Nucleosys Digital Studio
- Industry: Video games
- Founded: 2003
- Defunct: 2009
- Fate: Dissolved
- Headquarters: Argentina
- Key people: Agustin Cordes, Alejandro Graziani, Alina Graziani
- Products: Scratches
- Website: http://www.nucleosys.com/

= Nucleosys =

Argentine video game developer

Nucleosys was a video game developer based in Argentina specializing in the adventure genre.

== History ==
The company was founded in 2003 by Agustin Cordes and Alejandro Graziani. The studio' s first release was Scratches in 2006. After this release, Nucleosys rebranded as Nucleosys Digital Studio.

On July 15, 2009 Nucleosys was announced to be disbanding. On August 3, 2009 the studio announced via its official site that it would be closing its doors soon.

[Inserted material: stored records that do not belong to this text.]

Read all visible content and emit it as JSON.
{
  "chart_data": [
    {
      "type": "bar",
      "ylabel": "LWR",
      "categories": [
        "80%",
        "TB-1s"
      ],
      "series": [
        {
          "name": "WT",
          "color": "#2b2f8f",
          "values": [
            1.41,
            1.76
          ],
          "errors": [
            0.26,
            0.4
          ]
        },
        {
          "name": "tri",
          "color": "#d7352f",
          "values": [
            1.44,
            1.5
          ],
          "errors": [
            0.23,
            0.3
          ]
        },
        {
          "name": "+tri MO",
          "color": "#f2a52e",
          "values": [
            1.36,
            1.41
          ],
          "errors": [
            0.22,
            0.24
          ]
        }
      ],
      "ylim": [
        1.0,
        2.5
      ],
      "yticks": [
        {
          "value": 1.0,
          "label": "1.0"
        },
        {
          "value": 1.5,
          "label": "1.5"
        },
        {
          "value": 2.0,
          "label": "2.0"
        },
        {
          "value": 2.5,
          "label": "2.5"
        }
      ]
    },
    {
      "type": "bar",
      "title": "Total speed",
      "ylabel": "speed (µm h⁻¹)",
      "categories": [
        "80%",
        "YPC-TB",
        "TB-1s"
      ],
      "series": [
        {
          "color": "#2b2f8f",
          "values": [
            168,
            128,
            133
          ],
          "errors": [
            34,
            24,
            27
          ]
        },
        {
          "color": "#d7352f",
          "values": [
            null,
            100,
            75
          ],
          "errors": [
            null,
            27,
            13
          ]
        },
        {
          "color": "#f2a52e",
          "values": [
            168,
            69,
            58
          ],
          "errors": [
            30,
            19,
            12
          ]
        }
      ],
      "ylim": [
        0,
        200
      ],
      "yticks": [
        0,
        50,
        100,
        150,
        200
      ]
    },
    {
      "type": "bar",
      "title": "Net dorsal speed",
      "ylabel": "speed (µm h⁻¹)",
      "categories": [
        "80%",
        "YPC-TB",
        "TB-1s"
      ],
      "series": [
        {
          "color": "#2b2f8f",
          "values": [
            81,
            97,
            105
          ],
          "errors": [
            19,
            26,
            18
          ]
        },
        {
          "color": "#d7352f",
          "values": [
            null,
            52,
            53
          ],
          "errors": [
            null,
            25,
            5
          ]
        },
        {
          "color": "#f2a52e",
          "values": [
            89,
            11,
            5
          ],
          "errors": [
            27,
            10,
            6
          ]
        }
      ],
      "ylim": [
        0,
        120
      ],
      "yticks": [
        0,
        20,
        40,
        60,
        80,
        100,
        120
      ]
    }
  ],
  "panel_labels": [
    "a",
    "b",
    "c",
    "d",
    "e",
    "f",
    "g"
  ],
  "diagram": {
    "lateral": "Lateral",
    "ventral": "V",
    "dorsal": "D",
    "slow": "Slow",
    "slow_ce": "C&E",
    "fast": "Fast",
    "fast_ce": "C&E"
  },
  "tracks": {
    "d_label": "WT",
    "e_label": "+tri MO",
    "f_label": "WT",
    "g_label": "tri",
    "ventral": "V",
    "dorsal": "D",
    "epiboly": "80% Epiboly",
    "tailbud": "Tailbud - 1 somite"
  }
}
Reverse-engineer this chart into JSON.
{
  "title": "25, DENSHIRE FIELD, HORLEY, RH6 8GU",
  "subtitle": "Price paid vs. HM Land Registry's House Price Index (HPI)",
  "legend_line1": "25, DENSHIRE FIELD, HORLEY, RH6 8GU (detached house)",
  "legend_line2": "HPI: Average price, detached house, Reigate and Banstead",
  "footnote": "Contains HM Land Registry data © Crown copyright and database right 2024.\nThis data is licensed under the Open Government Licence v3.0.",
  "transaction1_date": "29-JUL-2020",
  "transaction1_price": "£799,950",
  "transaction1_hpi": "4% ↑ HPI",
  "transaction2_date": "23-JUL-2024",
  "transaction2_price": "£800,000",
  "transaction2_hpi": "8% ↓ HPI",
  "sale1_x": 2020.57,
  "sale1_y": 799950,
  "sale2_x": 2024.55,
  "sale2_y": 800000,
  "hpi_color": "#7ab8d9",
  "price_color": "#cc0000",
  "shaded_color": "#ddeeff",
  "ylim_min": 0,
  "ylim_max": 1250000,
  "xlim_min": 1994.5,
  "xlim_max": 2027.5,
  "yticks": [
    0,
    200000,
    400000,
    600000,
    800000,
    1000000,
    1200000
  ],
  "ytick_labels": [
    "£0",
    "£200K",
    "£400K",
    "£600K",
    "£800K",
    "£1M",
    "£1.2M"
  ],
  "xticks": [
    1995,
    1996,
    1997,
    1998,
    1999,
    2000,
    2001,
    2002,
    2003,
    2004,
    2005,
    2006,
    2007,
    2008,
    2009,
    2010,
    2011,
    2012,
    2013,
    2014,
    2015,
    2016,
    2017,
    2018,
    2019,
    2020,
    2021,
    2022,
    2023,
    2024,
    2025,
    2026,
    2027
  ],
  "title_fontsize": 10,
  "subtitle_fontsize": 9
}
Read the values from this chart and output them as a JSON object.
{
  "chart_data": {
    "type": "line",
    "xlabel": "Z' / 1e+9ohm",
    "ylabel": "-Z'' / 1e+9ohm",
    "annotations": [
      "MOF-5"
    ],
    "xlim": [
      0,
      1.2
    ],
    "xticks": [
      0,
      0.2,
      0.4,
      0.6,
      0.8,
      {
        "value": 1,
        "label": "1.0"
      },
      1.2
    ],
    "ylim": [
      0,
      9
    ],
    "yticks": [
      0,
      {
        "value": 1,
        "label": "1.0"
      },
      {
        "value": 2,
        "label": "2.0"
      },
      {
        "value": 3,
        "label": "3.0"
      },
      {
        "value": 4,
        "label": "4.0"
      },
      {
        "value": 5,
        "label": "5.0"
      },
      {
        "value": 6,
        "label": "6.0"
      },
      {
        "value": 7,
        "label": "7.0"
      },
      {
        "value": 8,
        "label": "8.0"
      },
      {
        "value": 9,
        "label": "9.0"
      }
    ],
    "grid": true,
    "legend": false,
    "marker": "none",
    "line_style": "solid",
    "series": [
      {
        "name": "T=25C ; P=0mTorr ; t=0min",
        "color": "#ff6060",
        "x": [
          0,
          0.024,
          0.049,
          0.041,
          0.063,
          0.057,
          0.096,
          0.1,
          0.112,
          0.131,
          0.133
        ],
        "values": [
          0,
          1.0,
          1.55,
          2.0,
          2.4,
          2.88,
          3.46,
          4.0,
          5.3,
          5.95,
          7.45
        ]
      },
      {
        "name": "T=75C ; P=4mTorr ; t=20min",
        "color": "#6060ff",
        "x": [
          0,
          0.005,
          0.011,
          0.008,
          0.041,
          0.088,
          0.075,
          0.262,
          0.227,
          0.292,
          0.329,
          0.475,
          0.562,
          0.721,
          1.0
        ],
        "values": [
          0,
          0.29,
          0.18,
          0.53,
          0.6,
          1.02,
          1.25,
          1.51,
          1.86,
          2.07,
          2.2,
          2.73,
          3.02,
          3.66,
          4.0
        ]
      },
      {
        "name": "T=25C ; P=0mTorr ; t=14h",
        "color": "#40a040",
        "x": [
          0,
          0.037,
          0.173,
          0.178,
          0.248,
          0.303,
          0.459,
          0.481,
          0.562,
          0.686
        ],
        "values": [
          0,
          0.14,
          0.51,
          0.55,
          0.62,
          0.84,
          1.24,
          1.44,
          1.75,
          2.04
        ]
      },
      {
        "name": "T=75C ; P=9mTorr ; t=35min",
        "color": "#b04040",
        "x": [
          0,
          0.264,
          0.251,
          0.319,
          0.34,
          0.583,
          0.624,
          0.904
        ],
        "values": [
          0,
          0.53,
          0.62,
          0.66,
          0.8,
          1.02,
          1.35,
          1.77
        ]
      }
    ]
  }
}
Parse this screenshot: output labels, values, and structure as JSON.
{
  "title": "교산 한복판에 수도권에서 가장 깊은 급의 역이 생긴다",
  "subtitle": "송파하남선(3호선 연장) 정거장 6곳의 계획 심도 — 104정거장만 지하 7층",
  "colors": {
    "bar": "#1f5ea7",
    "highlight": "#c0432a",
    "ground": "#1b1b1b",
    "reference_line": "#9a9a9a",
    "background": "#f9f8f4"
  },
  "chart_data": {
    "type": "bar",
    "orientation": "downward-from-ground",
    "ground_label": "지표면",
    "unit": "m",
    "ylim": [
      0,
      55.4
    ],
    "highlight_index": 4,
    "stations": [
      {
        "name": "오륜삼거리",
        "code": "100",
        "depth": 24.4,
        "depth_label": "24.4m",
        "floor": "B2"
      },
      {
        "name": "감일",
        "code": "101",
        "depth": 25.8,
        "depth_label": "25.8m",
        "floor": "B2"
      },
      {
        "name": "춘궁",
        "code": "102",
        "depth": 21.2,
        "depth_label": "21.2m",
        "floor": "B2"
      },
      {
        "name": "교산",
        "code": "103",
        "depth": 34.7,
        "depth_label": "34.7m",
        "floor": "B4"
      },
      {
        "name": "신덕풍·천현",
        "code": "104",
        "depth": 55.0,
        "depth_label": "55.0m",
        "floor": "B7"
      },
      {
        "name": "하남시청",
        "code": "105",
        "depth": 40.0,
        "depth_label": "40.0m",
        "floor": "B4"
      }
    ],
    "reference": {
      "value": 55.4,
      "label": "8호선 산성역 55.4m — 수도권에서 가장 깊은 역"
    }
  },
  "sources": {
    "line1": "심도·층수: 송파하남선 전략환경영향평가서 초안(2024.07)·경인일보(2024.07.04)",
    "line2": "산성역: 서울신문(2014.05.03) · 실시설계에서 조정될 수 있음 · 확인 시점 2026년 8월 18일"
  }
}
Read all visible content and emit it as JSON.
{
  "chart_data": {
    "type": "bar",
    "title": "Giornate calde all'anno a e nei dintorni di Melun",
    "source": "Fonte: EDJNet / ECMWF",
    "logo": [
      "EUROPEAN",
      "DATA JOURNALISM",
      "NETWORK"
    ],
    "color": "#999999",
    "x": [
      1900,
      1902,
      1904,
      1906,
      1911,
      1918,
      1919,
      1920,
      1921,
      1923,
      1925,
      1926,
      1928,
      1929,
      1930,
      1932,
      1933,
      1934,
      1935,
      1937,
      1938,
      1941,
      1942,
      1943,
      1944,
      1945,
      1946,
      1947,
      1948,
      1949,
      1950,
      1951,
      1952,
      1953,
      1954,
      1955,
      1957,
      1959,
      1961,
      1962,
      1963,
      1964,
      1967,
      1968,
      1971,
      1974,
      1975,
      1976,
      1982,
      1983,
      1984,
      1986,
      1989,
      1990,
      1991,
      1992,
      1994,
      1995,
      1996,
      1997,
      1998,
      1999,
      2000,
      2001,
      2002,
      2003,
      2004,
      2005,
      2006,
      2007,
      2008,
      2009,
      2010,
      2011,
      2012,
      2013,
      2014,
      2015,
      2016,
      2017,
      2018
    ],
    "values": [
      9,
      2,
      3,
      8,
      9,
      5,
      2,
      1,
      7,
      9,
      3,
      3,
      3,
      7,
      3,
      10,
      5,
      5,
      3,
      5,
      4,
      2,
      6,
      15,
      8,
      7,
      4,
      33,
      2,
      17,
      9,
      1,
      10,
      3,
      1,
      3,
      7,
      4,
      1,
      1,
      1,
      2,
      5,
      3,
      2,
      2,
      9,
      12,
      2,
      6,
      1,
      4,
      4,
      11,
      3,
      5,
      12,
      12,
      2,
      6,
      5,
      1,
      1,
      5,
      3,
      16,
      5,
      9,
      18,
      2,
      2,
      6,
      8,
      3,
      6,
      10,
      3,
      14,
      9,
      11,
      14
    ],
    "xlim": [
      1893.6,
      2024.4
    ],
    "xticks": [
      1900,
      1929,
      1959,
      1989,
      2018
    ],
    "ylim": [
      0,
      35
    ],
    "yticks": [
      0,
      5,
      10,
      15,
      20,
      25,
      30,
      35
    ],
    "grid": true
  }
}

Agustin Cordes later went on to found Senscape.

==Games==
Nucleosys's first project Scratches was released in North America on March 8, 2006.

- Scratches (2006)
- Scratches: Director's Cut (2007)
- Risk Profile: Federal Cases (2008)
- Untitled Project (unreleased)

About their final, untitled project, the only information ever released on the company's website was that it would have been a horror first-person adventure, taking place in a single location, over the course of one night, with several characters to interact with.